The google apps all have simple, intuitive, and easy to use interfaces, so it is tempting to think that a book like this is not of much value. But because of the sheer number of apps, and the somewhat strange relationship between the google apps suite and individual applications, I think this book might be useful to someone who is setting up google apps for a domain. In any case, it is all too easy to develop a sort of 'target fixation' when using an application, and not notice significant features. This book can help avoid that.
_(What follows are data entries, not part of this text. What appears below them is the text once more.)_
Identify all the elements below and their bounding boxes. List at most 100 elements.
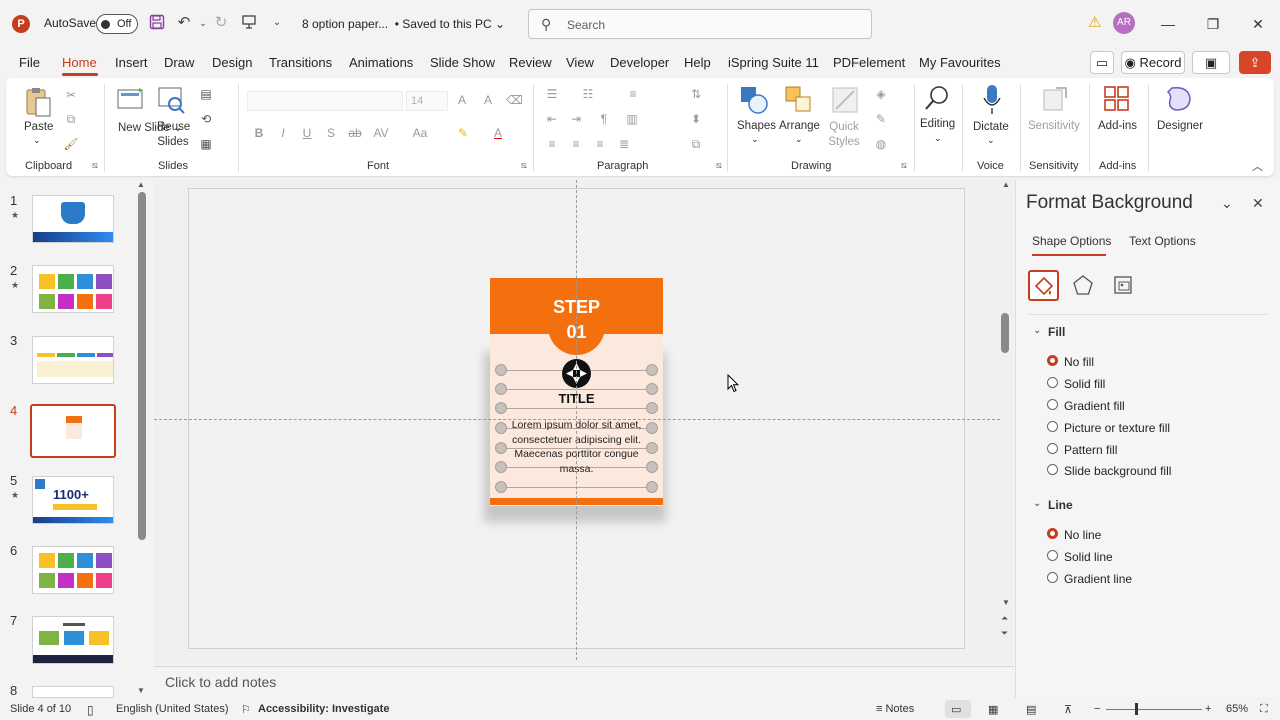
cut-icon[interactable]: ✂ — [63, 88, 79, 102]
fill-line-tab[interactable] — [1028, 270, 1059, 301]
scroll-up-icon[interactable]: ▲ — [1002, 180, 1010, 189]
chevron-down-icon[interactable]: ⌄ — [751, 134, 759, 145]
tab-developer[interactable]: Developer — [610, 55, 669, 70]
paste-dropdown-icon[interactable]: ⌄ — [33, 135, 41, 146]
minimize-icon[interactable]: — — [1158, 14, 1178, 34]
comments-icon[interactable]: ▭ — [1090, 51, 1114, 74]
reading-view-icon[interactable]: ▤ — [1026, 703, 1036, 716]
teams-icon[interactable]: ▣ — [1192, 51, 1230, 74]
radio-gradient-fill[interactable] — [1047, 399, 1058, 410]
fill-section-header[interactable]: Fill — [1048, 325, 1065, 339]
editing-search-icon[interactable] — [924, 84, 952, 117]
search-box[interactable]: ⚲ Search — [528, 9, 872, 39]
no-line-label[interactable]: No line — [1064, 528, 1101, 542]
fit-to-window-icon[interactable]: ⛶ — [1260, 703, 1268, 716]
columns-icon[interactable]: ▥ — [624, 112, 640, 126]
radio-solid-line[interactable] — [1047, 550, 1058, 561]
tab-pdfelement[interactable]: PDFelement — [833, 55, 905, 70]
zoom-slider-thumb[interactable] — [1135, 703, 1138, 715]
dialog-launcher-icon[interactable]: ⧅ — [716, 160, 722, 171]
bold-icon[interactable]: B — [251, 126, 267, 140]
undo-dropdown-icon[interactable]: ⌄ — [194, 14, 212, 32]
line-section-header[interactable]: Line — [1048, 498, 1073, 512]
chevron-down-icon[interactable]: ⌄ — [1221, 195, 1233, 212]
scroll-down-icon[interactable]: ▼ — [1002, 598, 1010, 607]
zoom-in-icon[interactable]: + — [1205, 703, 1211, 715]
zoom-out-icon[interactable]: − — [1094, 703, 1100, 715]
line-spacing-icon[interactable]: ≡ — [625, 87, 641, 101]
arrange-label[interactable]: Arrange — [779, 120, 820, 132]
microphone-icon[interactable] — [982, 84, 1002, 119]
tab-transitions[interactable]: Transitions — [269, 55, 332, 70]
slide-background-fill-label[interactable]: Slide background fill — [1064, 464, 1171, 478]
shapes-label[interactable]: Shapes — [737, 120, 776, 132]
shapes-icon[interactable] — [739, 85, 769, 118]
change-case-icon[interactable]: Aa — [412, 126, 428, 140]
restore-icon[interactable]: ❐ — [1203, 14, 1223, 34]
copy-icon[interactable]: ⧉ — [63, 112, 79, 126]
thumbnail-scrollbar[interactable] — [138, 192, 146, 540]
tab-view[interactable]: View — [566, 55, 594, 70]
tab-insert[interactable]: Insert — [115, 55, 148, 70]
font-color-icon[interactable]: A — [490, 126, 506, 140]
tab-text-options[interactable]: Text Options — [1129, 234, 1196, 248]
close-icon[interactable]: ✕ — [1248, 14, 1268, 34]
share-icon[interactable]: ⇪ — [1239, 51, 1271, 74]
tab-home[interactable]: Home — [62, 55, 97, 70]
pattern-fill-label[interactable]: Pattern fill — [1064, 443, 1117, 457]
new-slide-icon[interactable]: + — [117, 86, 145, 115]
vertical-guide[interactable] — [576, 180, 577, 660]
tab-file[interactable]: File — [19, 55, 40, 70]
customize-toolbar-icon[interactable]: ⌄ — [268, 14, 286, 32]
highlight-icon[interactable]: ✎ — [455, 126, 471, 140]
smartart-icon[interactable]: ⧉ — [688, 137, 704, 151]
sensitivity-label[interactable]: Sensitivity — [1028, 120, 1080, 132]
paste-label[interactable]: Paste — [24, 121, 53, 133]
document-name[interactable]: 8 option paper... • Saved to this PC ⌄ — [302, 17, 505, 31]
previous-slide-icon[interactable]: ⏶ — [1001, 613, 1008, 624]
record-button[interactable]: ◉ Record — [1121, 51, 1185, 74]
radio-no-line[interactable] — [1047, 528, 1058, 539]
slide-thumbnail-4[interactable] — [30, 404, 116, 458]
slide-sorter-icon[interactable]: ▦ — [988, 703, 998, 716]
dictate-label[interactable]: Dictate — [973, 121, 1009, 133]
save-icon[interactable] — [148, 14, 166, 32]
autosave-toggle[interactable]: Off — [96, 14, 138, 34]
editing-label[interactable]: Editing — [920, 118, 955, 130]
tab-draw[interactable]: Draw — [164, 55, 194, 70]
align-text-icon[interactable]: ⬍ — [688, 112, 704, 126]
strikethrough-icon[interactable]: ab — [347, 126, 363, 140]
tab-shape-options[interactable]: Shape Options — [1032, 234, 1111, 248]
chevron-down-icon[interactable]: ⌄ — [987, 135, 995, 146]
dialog-launcher-icon[interactable]: ⧅ — [521, 160, 527, 171]
reuse-slides-label[interactable]: Reuse Slides — [157, 120, 190, 150]
solid-line-label[interactable]: Solid line — [1064, 550, 1113, 564]
horizontal-guide[interactable] — [154, 419, 1000, 420]
effects-tab-icon[interactable] — [1072, 274, 1094, 299]
gradient-fill-label[interactable]: Gradient fill — [1064, 399, 1125, 413]
layout-icon[interactable]: ▤ — [198, 87, 214, 101]
decrease-font-icon[interactable]: A — [480, 93, 496, 107]
slide-thumbnail-1[interactable] — [32, 195, 114, 243]
warning-icon[interactable]: ⚠ — [1088, 15, 1104, 31]
radio-no-fill[interactable] — [1047, 355, 1058, 366]
quick-styles-icon[interactable] — [830, 85, 860, 118]
chevron-down-icon[interactable]: ⌄ — [795, 134, 803, 145]
text-direction-icon[interactable]: ⇅ — [688, 87, 704, 101]
slide-thumbnail-6[interactable] — [32, 546, 114, 594]
tab-my-favourites[interactable]: My Favourites — [919, 55, 1001, 70]
chevron-down-icon[interactable]: ⌄ — [934, 133, 942, 144]
shadow-icon[interactable]: S — [323, 126, 339, 140]
slide-thumbnail-2[interactable] — [32, 265, 114, 313]
dialog-launcher-icon[interactable]: ⧅ — [901, 160, 907, 171]
shape-outline-icon[interactable]: ✎ — [873, 112, 889, 126]
avatar[interactable]: AR — [1113, 12, 1135, 34]
scroll-down-icon[interactable]: ▼ — [137, 686, 145, 695]
font-family-select[interactable] — [247, 91, 403, 111]
notes-toggle[interactable]: ≡ Notes — [876, 703, 914, 715]
tab-review[interactable]: Review — [509, 55, 552, 70]
spelling-icon[interactable]: ▯ — [87, 703, 94, 717]
slide-thumbnail-7[interactable] — [32, 616, 114, 664]
language-status[interactable]: English (United States) — [116, 703, 229, 715]
underline-icon[interactable]: U — [299, 126, 315, 140]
Well, I qualify for a "dummy" when it comes to my computer knowledge, so this is the book for me. I do think the authors of these books have forgotten the helpless level of incompetence many of us start with. Though I had have to read very carefully, I am gettting some exciting stuff out of it. For instance, I now know what a gadget is, and how to add one to my blog. I am also much more likely to click a tab, any tab, just to see what wonderful options will be offered me.
I read the chapters 3 through 13 as a "general user" (as defined in the book). It is a great introduction for people who would like to start using most Google on-line tools, such as Gmail, Calendar, Presentations, etc. But it seems a little too easy for people who have already got their hands on Google, since you could easily explore on your own most of the things covered in the book.